The Olympic Movement has a special capacity to harness the potential of  increased physical activity via sport for enhancing public health, according to Dr. Tedros Adhanom Ghebreyesus, Director-General of the WHO . Olympians serve as role models for others, inspiring them to participate in sports and get the health advantages of exercise. In order to encourage and motivate people to exercise more for better health, the Let's Exercise initiative—which is sponsored by the WHO—combines the influence of the Olympics and WHO recommendations for physical activity.

 

Olympic hosts from the past and the future will support the campaign by urging residents to get active in their neighborhoods.
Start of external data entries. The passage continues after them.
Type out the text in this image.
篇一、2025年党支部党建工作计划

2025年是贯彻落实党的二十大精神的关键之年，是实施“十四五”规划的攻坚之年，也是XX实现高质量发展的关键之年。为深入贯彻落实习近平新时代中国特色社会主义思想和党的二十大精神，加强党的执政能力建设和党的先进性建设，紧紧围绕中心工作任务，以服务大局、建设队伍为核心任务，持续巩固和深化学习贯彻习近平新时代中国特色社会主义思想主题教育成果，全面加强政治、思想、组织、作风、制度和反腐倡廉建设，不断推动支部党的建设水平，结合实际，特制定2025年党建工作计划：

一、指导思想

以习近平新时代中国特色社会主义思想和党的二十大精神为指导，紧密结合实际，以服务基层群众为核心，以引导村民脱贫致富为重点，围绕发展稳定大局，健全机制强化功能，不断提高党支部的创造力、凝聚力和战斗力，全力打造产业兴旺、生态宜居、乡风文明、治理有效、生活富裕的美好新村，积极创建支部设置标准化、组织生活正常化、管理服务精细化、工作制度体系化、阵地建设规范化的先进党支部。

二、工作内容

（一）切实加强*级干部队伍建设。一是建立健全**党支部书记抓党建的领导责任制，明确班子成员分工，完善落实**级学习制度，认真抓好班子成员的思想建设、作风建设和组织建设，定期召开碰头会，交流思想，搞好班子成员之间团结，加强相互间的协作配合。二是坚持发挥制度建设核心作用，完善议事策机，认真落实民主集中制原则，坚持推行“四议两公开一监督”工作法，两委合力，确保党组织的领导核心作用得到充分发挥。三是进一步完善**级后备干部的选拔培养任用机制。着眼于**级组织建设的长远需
Recognizing the numerous advantages of daily exercise for both physical and mental health, Paris 2024 (along with the French Ministry of National Education and Youth, the Ministry of Sport, and the Olympic and Paralympic Games) has already incorporated 30 minutes of physical activity into the school day over the past 12 months.

 

The National Olympic Committees (NOCs) and the larger Olympic Movement are organizing over 131 mass participation events and digital activations throughout the globe that will give everyone the chance to move together on Olympic Day.

 

The IOC has launched a number of programs, the first of which is Let's Move on Olympic Day, with the goal of encouraging and promoting global movement. It will directly support the Olympism365 priority area of "Sport, Health and Active Communities," which is concerned with ensuring that more people, from a wider range of backgrounds, can benefit from physical exercise and sport.